By Wayne Rash  |  Posted 2015-05-13 Print this article Print
Title II Suit

However, as you might expect—this being Washington—not everyone agrees. Ed Black, CEO of the Computer and Communications Industry Association, said the petitioners shouldn't expect success in their quest to keep the FCC from implementing the change to Title II. "I think it's unlikely that a stay would or should be granted," Black said. "On the merits of the case, I think they are likely to lose and I think claims of irreparable harm are insufficient and unconvincing."

Black said that what's really going on is that the petitioners are trying to hold on to legacy power. "That's why it's important not to have a stay," he said. He said the petitioners are trying to restore things to the way they used to be rather than moving toward the future.

"It's a disappointment that a number of these plaintiffs continue to try to look backward and not embrace the new dynamic Internet digital world and compete on the merits in that world, rather than trying to re-establish a system where their power and domination of assets can curtail innovation."

The unfortunate reality isn't so much whether the petitioners have facts on their side—which, to some extent, they do—nor whether Black is correct in his belief that they're trying to return to the past, which is probably true. The unfortunate reality is that, regardless of how this eventually turns out, the real victim will be net neutrality itself.

The petitioners have also filed a series of lawsuits in three different federal courts asking that the reclassification of Internet access be overturned. Once the petition for a stay is dispensed with, and regardless of who wins there, the next step will be motions to combine the cases into one, or at least, to move all the cases to a single court. Nothing will move forward until that motion is adjudicated.

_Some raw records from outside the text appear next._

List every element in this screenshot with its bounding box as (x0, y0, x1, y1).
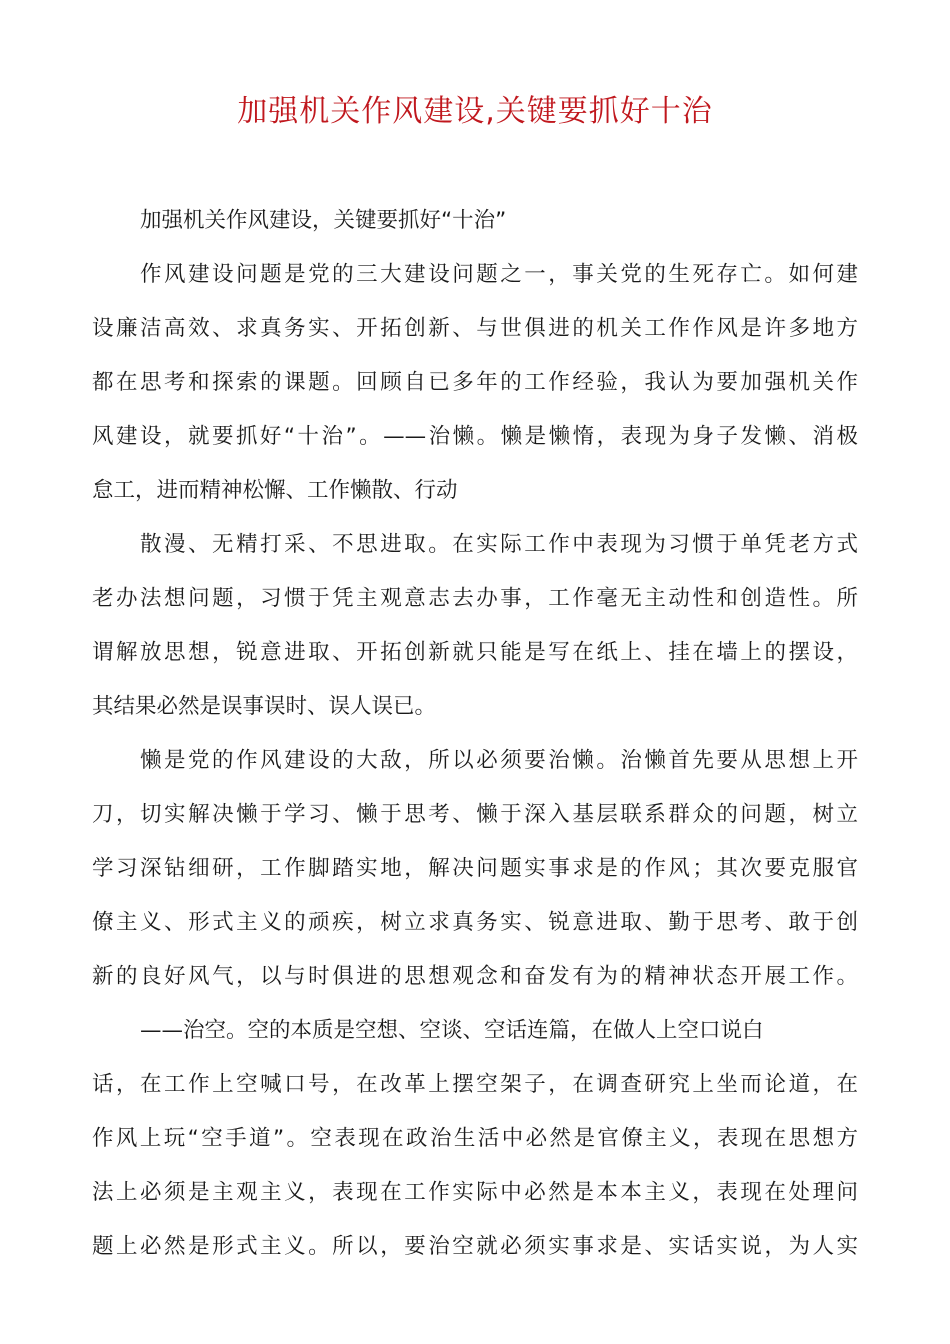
paragraph-line: 作风建设问题是党的三大建设问题之一，事关党的生死存亡。如何建 (140, 262, 858, 287)
paragraph-line: 作风上玩“空手道”。空表现在政治生活中必然是官僚主义，表现在思想方 (92, 1126, 858, 1151)
paragraph-line: 题上必然是形式主义。所以，要治空就必须实事求是、实话实说，为人实 (92, 1234, 858, 1259)
paragraph-line: 学习深钻细研，工作脚踏实地，解决问题实事求是的作风；其次要克服官 (92, 856, 858, 881)
paragraph-line: 僚主义、形式主义的顽疾，树立求真务实、锐意进取、勤于思考、敢于创 (92, 910, 858, 935)
paragraph-line: 新的良好风气，以与时俱进的思想观念和奋发有为的精神状态开展工作。 (92, 964, 858, 989)
paragraph-line: 话，在工作上空喊口号，在改革上摆空架子，在调查研究上坐而论道，在 (92, 1072, 858, 1097)
paragraph-line: 其结果必然是误事误时、误人误已。 (92, 694, 437, 719)
document-body (92, 198, 858, 1270)
paragraph-line: 设廉洁高效、求真务实、开拓创新、与世俱进的机关工作作风是许多地方 (92, 316, 858, 341)
paragraph-line: 懒是党的作风建设的大敌，所以必须要治懒。治懒首先要从思想上开 (140, 748, 858, 773)
paragraph-line: 谓解放思想，锐意进取、开拓创新就只能是写在纸上、挂在墙上的摆设， (92, 640, 858, 665)
paragraph-line: 老办法想问题，习惯于凭主观意志去办事，工作毫无主动性和创造性。所 (92, 586, 858, 611)
paragraph-line: 都在思考和探索的课题。回顾自已多年的工作经验，我认为要加强机关作 (92, 370, 858, 395)
paragraph-line: 法上必须是主观主义，表现在工作实际中必然是本本主义，表现在处理问 (92, 1180, 858, 1205)
paragraph-line: 加强机关作风建设，关键要抓好“十治” (140, 208, 507, 233)
paragraph-line: ——治空。空的本质是空想、空谈、空话连篇，在做人上空口说白 (140, 1018, 764, 1043)
paragraph-line: 散漫、无精打采、不思进取。在实际工作中表现为习惯于单凭老方式 (140, 532, 858, 557)
document-title: 加强机关作风建设,关键要抓好十治 (237, 94, 713, 129)
paragraph-line: 怠工，进而精神松懈、工作懒散、行动 (92, 478, 458, 503)
paragraph-line: 风建设，就要抓好“十治”。——治懒。懒是懒惰，表现为身子发懒、消极 (92, 424, 858, 449)
paragraph-line: 刀，切实解决懒于学习、懒于思考、懒于深入基层联系群众的问题，树立 (92, 802, 858, 827)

Eventually, the consolidated lawsuit will be heard on its merits. That alone could take years. Then there is a high probability that the decision, one way or another, will eventually end up before the Supreme Court, taking several years to wend its way through the Appeals Courts.

During that time, for good or ill, Congress will likely to be working on other net neutrality legislation. Depending on what's in that legislation, it may kick off yet more litigation and appeals.

Probably the only sure way for the net neutrality issue to reach some resolution is for Congress to pass net neutrality legislation by a majority large enough to overcome a presidential veto. However, considering the present collection of conflicting interests in Congress, that isn't going to happen.

So right now, the only thing we have is uncertainty, and unrelieved uncertainty is the surest way to kill net neutrality.